I am using VQSR for non human species, I have the below error message.
((ERROR MESSAGE: Invalid command line: No training set found! Please provide sets of known polymorphic loci marked with the training=true ROD binding tag. For example, -resource:hapmap,VCF,known=false,training=true,truth=true,prior=12.0 hapmapFile.vcf))

my script ((java -d64 -Xmx48g -jar /home/mbxao2/R-drive/tools/GATK/GenomeAnalysisTK.jar -T VariantRecalibrator -R Gallus_gallus.Gallus_gallus-5.0.dna.chromosome.1.fa -input saudi.vcf -resource:dbsnp,known=true,training=true,truth=true,prior=2.0 /home/mbxao2/R-drive/known_sites_db/dbSNPs.vcf -an DP -an QD -an FS -an SOR -an MQ -an MQRankSum -an ReadPosRankSum -mode SNP -tranche 100.0 -tranche 99.9 -tranche 99.0 -tranche 90.0 -recalFile recalibrate_SNP.recal -tranchesFile recalibrate_SNP.tranches -rscriptFile recalibrate_SNP_plots.R))

the literature says dbsnp, known=true, which gave me the error above, when I change dbsnp=false and prior=12.0 works fine without any error.
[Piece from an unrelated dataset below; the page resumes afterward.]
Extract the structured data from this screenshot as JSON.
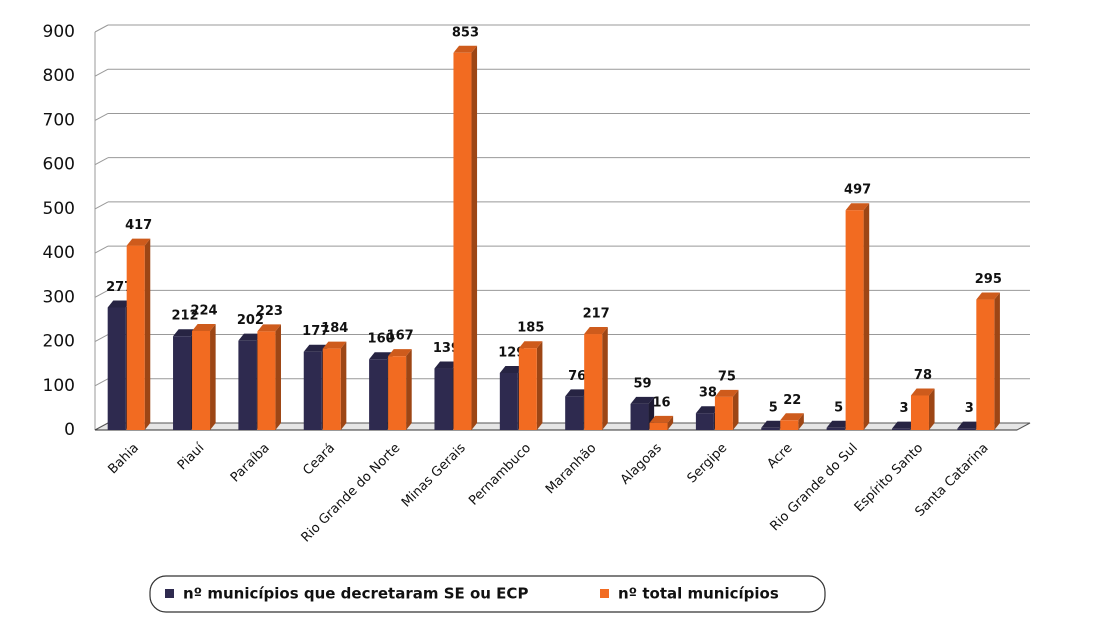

my question here is my last move correct or it can affect something at the next stage.

thank you,


  • SheilaSheila Broad InstituteMember, Broadie, Moderator admin

    Hi Ahmed,

    I don't think you will get correct results using just one resource file that is not high confidence. Can you please post the plots you get from VQSR? Also, how many samples are in your input VCF? Are they whole genome or whole exome? You may be better off using hard filtering if you don't have more known variation resource files. Have a look at this article for more information on hard filtering.


  • Hi Sheila,
    Thanks for replying. unfortunately, I have only one plot (recalibrate_SNP.tranches.pdf) maybe due to R problem, please see the attached file.
    I have 5 samples only in my vcf file, this data is whole genome sequence.



  • Thanks Geraldine. I will try with hard filtering.